Workers hated these jobs. But in the 1930s, with unemployment ranging over 10 percent, they were happy to have them: At least they got a paycheck and there were thousands of others who would be happy to take their jobs if they told their bosses to shove it. Flash forward to 1970, when the UAW was negotiating its contract with General Motors, a story told by William Serrin in The Company and the Union. Taylorism was still the reigning philosophy of management, and workers really hated their jobs. I remember hearing a UAW political operative tell me, with horror in his voice, that a colleague who deviated from UAW discipline “was sent back to the line.” So the big UAW demand that year was “30 and out”—assembly line workers could retire after 30 years on the job. This in turn led the union to demand generous retiree benefits. A worker who retired at 51 wouldn’t be eligible for Medicare for 14 years, and therefore the UAW negotiated incredibly generous medical benefits—elective dental work with no copayment is one that sticks in my mind.
The UAW also created a constituency within itself of retirees who have voting rights in union elections just as actual workers do, and there are now something like three times as many GM retirees as GM employees as voting members of the UAW. Retiree benefits account for the lion’s share of the difference between GM’s labor costs and the labor costs of foreign automakers in the United States.

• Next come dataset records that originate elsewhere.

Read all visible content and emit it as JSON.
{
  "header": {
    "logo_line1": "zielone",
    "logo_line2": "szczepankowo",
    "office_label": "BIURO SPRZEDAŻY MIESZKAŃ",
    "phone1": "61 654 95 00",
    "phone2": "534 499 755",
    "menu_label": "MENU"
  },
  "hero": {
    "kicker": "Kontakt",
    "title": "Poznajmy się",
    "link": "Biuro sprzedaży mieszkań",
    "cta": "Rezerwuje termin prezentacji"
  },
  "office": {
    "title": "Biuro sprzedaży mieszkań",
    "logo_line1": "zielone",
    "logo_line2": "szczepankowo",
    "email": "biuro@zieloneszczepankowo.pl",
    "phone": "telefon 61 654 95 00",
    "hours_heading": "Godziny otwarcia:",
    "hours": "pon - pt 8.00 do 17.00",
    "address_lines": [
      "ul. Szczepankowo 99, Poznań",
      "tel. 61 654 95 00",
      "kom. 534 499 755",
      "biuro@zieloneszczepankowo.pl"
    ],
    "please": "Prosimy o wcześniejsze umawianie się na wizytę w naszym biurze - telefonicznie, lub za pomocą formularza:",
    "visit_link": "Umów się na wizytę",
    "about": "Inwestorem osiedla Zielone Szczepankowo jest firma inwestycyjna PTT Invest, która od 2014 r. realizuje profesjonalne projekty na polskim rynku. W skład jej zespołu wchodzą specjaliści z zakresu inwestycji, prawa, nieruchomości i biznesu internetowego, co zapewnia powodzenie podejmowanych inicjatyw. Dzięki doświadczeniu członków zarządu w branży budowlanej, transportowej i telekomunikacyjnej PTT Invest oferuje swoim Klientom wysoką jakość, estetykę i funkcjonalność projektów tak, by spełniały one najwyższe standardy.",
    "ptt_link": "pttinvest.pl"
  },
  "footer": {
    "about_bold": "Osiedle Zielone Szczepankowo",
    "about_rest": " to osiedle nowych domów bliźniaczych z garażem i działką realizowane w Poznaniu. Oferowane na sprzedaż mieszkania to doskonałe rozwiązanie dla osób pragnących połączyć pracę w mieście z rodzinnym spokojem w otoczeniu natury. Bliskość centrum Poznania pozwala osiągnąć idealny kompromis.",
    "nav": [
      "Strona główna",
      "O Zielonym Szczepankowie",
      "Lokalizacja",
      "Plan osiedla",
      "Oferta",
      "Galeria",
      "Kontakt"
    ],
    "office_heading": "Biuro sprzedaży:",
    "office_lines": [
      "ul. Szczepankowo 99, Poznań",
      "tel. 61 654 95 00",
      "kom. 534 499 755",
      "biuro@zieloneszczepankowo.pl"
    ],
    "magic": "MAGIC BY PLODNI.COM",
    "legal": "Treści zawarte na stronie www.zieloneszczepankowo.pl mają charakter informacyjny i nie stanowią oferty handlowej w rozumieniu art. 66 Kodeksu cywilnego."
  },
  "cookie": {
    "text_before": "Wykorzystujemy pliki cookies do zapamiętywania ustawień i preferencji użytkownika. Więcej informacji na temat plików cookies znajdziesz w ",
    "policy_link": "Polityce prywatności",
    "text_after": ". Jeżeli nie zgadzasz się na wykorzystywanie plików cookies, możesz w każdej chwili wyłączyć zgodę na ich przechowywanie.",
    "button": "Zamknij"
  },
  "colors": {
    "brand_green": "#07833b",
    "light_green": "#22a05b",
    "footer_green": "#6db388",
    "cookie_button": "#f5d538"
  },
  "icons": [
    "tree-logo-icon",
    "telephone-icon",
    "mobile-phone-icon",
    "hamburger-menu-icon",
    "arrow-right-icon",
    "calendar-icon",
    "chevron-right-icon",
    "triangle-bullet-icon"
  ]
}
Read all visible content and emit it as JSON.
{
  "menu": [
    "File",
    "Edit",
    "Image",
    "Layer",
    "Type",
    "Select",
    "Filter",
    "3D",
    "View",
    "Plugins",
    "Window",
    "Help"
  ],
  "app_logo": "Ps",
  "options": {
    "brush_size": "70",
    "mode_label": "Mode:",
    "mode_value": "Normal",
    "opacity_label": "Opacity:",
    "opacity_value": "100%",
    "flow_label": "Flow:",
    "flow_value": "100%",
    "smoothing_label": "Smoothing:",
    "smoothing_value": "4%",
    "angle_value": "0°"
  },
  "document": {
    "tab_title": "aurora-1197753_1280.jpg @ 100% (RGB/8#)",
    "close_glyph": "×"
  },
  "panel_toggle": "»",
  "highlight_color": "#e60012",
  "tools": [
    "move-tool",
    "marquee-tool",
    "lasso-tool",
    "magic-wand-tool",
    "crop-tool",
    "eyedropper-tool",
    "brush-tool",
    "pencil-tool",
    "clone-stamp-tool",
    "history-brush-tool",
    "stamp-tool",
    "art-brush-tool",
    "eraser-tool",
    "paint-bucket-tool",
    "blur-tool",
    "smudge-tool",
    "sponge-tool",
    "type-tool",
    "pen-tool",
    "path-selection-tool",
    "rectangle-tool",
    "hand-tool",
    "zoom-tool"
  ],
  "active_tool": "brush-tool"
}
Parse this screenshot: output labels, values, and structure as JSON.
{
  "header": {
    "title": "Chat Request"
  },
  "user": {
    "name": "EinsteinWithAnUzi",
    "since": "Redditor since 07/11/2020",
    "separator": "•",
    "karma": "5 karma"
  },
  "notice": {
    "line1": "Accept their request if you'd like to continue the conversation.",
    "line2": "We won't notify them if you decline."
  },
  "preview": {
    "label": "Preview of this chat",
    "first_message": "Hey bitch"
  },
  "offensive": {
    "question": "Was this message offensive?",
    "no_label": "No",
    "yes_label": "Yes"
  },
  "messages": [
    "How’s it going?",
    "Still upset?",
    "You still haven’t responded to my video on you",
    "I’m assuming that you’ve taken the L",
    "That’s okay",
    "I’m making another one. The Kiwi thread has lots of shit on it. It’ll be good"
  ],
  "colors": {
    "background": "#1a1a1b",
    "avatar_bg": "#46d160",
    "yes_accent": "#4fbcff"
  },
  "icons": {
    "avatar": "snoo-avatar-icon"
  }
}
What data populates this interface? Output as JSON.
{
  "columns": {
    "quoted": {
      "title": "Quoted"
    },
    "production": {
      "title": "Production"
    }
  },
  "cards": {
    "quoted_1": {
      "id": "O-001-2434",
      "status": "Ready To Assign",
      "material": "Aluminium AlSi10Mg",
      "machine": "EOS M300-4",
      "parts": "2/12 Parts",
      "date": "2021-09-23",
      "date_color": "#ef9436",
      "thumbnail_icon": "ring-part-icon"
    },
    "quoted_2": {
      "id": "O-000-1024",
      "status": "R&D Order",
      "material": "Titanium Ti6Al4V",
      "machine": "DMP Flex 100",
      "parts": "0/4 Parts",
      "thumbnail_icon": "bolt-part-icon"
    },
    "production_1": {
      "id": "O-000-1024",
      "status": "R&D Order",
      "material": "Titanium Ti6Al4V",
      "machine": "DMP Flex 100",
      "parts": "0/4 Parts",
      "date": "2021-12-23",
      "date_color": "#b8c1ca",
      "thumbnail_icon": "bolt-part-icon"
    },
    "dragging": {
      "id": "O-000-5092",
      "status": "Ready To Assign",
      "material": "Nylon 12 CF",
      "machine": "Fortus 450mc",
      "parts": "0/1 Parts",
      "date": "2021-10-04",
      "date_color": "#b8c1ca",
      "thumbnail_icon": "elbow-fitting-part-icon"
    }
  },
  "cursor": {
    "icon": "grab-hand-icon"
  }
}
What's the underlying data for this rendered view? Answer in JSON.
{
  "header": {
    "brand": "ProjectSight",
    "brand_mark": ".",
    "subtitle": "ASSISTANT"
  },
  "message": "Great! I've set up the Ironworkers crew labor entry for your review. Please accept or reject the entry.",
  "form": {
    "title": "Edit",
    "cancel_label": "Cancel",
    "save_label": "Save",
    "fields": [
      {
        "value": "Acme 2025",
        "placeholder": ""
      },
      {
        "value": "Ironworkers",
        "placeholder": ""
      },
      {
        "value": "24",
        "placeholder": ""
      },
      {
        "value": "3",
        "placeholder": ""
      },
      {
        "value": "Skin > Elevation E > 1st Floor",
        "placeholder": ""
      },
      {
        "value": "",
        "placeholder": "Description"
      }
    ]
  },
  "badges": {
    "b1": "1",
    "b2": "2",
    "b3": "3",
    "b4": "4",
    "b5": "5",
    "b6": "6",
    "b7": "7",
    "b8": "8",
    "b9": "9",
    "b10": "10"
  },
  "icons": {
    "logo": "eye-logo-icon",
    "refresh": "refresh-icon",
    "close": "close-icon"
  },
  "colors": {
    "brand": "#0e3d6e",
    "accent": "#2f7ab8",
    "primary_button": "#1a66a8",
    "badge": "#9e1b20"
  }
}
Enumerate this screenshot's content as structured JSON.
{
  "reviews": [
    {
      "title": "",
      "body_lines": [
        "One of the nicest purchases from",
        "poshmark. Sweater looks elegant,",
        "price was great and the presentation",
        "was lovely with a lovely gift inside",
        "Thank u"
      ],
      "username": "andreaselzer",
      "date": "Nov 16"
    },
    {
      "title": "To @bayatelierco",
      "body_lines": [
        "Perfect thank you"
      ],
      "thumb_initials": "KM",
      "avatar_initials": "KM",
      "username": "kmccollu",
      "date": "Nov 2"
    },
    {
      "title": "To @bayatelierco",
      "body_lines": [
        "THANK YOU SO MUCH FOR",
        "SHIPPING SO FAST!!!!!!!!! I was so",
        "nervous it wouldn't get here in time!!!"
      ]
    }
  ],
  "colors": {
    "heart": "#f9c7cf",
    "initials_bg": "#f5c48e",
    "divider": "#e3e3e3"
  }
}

At the time, the U.S. auto makers could afford to be generous. Heck, they didn’t have any competition, right? Well, that changed and now they are where they are. Bad management and over-aggressive unions have combined to make the situation. There is plenty of blame to go around, but both sides have to adapt to current realities to survive. That means management has to manage better, leaner and smarter and that means unions have to change their organizing model away from the 1930’s and into the actual work environments of the 1980’s, to say nothing of the new millennium.
ADDENDUM: More recommended reading from Rand Simberg:
The auto workers and I grew up in a golden era that it was unrealistic to think could continue. They were so well paid and unproductive, not because the market valued their labor at their wages and their product at its prices, but because they had a foot on the throat of the industry management, thanks to the imposition of the government via the Wagner Act and the NLRB. When each contract came up for renewal, they could single out one company, use the strike funds accumulated from workers at all the companies, and literally threaten to kill it. The next strike, they could do the same to the next one, continually imposing new rules, benefits, and restrictions that strangled the entire industry slowly instead of cleanly killing one company at a time. Remember that too when you blame management for all the problems.